Beverages

Other Sparkling Wines Toasting the New Year, Too

Champagne gets a run for its money from Prosecco, Moscato

NEW YORK -- As bubbly gets its closeup this week, the New Year's Eve revelling will illustrate an increasingly established truth in the sparkling-wine business: Sales are bubbling, but it’s got little to do with Champagne.

sparkling wines bubbling up

So states the Wall Street Journal this week, which notes, though shipments of French-made Champagne have been climbing in the United States since 2009, the real pop in the sparkling-wine industry is coming from Prosecco. Sales of the sweeter and less expensive Italian-made cousin of Champagne rose 32% in the 12-month period ended Dec. 6, five times the growth rate of sparkling wine overall, according to Nielsen.

“Prosecco is by far the hottest segment in sparkling wine, and you could make a case that Proseccos are one of the biggest factors in the wine business’s impressive growth,” Jon Fredrikson, co-owner Gomberg, Fredrikson & Associates Wine Industry Consultants, told the newspaper.

Sparkling-wine sales dipped almost 3% in the U.S. following the recession but quickly recuperated in 2010 when sales increased 7%, according to Nielsen. Sales have increased in the single-digits since then and are expected to extend that streak this year.

“Sparkling-wine sales have been on fire for us and growing throughout the year,” said Melissa Devore, vice president of wine buying at Total Wine & More, the Potomac, Md.-based alcohol retailer with 113 stores in 16 states. She said that this week will deliver 15% of annual sparkling-wine sales for the retailer. Italian sparklers, in particular, are “the trendy thing right now,” she said.

The U.S. Prosecco boom, which began almost five years ago, has benefited companies like Zardetto Spumanti SRL, E. & J. Gallo Winery, which makes La Marca, and Casa Vinicola Zonin SpA, which makes Zonin Prosecco. Oenophiles don’t all favor the drink, but it managed to establish some cachet. Many drinkers preferred its fruit-forward profile to Champagne’s more complex mix of fruit and bread flavors, and bartenders increasingly featured Prosecco in craft cocktails.
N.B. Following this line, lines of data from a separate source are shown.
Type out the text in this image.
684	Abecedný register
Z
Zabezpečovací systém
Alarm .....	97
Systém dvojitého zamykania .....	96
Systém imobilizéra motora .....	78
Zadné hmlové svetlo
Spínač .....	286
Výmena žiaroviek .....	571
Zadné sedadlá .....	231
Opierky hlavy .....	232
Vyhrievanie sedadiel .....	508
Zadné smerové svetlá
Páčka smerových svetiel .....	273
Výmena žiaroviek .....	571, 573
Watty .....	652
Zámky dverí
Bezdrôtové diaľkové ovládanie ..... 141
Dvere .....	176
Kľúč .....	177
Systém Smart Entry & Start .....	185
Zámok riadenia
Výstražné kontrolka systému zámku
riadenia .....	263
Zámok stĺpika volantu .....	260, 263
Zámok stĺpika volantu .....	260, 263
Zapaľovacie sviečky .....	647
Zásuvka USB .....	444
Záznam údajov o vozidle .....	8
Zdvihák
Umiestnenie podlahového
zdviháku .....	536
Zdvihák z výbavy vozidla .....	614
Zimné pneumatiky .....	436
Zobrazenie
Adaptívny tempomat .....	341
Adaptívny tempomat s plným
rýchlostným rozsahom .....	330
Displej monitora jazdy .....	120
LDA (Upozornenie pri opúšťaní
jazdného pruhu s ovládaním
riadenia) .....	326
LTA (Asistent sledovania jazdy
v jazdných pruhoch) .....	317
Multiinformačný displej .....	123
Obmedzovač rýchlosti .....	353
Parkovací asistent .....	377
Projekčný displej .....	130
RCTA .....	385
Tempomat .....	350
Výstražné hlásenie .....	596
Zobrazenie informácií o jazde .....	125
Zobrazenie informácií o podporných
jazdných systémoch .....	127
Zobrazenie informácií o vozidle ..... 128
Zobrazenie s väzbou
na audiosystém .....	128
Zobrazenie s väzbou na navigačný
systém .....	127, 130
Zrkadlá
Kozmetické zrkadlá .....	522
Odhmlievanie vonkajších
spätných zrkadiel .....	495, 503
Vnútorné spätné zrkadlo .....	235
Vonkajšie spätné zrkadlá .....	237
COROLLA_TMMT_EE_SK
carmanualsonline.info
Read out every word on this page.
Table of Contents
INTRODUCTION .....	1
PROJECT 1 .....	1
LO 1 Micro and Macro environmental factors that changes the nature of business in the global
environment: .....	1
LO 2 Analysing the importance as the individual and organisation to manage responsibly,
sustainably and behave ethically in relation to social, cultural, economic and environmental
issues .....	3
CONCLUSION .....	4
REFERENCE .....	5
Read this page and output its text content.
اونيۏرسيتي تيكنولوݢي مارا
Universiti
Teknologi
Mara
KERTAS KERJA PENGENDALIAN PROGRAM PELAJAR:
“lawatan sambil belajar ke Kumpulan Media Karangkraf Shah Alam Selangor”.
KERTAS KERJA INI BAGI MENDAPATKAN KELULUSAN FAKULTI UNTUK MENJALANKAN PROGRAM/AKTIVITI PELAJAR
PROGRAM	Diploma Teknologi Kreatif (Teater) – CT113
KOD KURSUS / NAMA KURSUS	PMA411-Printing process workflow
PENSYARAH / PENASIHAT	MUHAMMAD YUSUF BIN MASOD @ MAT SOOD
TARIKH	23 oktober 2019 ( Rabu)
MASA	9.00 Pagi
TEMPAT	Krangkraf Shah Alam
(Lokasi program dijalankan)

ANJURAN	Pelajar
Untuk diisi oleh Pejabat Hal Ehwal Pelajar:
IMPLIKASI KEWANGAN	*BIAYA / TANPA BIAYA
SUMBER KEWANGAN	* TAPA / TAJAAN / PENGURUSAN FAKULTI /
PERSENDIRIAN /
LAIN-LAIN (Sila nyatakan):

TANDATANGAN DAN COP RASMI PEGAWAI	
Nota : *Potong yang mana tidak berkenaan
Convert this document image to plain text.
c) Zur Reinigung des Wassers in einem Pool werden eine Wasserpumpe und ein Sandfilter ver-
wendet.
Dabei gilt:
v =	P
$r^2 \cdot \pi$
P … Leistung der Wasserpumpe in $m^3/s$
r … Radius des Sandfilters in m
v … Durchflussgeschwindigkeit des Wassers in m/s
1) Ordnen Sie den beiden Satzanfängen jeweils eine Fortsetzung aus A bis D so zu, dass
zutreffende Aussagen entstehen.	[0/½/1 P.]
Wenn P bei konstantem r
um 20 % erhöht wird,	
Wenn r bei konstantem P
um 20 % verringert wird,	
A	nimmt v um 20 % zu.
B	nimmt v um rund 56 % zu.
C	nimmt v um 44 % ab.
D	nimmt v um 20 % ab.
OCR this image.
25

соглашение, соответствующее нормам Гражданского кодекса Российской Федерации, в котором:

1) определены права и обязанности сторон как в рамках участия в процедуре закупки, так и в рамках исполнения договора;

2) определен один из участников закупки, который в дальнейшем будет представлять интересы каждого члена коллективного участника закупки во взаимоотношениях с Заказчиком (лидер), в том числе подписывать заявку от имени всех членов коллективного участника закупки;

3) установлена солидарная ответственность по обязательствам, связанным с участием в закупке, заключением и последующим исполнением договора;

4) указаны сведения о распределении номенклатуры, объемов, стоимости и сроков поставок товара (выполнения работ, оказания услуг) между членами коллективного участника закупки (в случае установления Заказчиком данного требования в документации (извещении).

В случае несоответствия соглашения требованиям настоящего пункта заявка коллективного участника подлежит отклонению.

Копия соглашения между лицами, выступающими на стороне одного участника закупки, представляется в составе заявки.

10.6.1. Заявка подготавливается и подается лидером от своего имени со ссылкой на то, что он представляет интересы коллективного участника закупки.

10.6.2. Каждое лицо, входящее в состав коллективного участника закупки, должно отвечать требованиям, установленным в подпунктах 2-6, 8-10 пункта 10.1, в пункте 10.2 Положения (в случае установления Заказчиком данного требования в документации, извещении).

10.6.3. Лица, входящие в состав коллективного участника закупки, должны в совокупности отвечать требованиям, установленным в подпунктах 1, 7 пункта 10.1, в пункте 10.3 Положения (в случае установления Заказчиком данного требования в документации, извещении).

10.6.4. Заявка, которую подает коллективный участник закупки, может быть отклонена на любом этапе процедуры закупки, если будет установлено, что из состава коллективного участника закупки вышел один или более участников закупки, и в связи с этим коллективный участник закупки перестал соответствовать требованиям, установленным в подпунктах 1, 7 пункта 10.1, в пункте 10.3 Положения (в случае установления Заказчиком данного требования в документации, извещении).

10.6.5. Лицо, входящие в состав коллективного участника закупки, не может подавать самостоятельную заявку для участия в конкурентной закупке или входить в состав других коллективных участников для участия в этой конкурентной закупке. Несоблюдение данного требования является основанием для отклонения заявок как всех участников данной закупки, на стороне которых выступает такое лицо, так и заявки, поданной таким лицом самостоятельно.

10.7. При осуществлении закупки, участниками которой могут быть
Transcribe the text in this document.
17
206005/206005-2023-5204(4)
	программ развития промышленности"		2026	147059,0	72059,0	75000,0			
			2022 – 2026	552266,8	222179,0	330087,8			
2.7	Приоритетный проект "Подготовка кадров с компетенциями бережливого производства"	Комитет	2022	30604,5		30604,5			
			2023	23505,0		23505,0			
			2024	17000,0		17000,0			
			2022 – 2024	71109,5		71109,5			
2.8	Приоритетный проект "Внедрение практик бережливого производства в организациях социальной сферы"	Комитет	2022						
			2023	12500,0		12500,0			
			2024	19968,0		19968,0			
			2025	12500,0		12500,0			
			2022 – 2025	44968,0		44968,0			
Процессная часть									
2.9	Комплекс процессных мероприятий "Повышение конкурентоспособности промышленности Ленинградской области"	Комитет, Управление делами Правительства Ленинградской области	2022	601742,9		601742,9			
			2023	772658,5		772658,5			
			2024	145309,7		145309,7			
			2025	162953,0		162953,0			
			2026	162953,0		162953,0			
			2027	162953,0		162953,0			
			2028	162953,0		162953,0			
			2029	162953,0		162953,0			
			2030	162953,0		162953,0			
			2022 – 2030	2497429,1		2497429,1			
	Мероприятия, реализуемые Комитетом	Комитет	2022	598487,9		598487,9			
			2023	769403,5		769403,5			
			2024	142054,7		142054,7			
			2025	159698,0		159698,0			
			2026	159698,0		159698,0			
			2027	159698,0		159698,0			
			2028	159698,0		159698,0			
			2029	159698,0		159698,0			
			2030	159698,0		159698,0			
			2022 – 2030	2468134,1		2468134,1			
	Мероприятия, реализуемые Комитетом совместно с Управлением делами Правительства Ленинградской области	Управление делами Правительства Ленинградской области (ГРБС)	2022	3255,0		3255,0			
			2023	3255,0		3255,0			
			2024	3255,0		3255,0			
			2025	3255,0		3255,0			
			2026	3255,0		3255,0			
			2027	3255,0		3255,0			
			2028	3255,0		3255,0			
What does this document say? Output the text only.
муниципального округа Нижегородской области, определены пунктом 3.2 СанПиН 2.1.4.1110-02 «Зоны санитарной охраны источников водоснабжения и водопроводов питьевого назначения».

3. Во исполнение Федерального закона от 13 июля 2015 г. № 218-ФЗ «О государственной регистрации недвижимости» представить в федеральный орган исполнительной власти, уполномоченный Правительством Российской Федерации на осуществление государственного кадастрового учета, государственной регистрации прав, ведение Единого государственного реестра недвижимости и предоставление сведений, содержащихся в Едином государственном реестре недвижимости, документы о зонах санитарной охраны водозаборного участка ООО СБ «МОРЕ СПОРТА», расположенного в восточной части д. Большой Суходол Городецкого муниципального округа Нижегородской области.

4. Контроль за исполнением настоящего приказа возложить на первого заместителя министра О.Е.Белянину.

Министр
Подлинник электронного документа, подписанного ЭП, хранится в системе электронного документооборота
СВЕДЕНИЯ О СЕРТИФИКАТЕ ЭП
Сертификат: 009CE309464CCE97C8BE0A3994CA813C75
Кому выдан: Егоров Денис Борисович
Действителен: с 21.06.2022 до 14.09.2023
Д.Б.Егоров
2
Prosecco also offered a cheaper alternative to Champagne. The average bottle of Prosecco costs nearly $12, putting it in the sweet spot for sparkling-wine prices. Sales of bubbly priced at $10 to $15 a bottle jumped 10.5% in the 12 months ended Dec. 6, and now account for a third of all sparkling-wine sales, according to Nielsen.

Prosecco isn’t the only Champagne challenger. But other trendy sparkling wines have had less staying power. Sales of Spanish-made cava increased 2.2% during the 12 months ended Dec. 6, while sales of Moscato, which is made everywhere from Germany to California, decreased 3.8% but remain above 2012 totals, according to Nielsen.

E. & J. Gallo recently mined the growing popularity of Champagne substitutes with the introductions of Barefoot Bubbly Prosecco and Andre Moscato and Pink Moscato.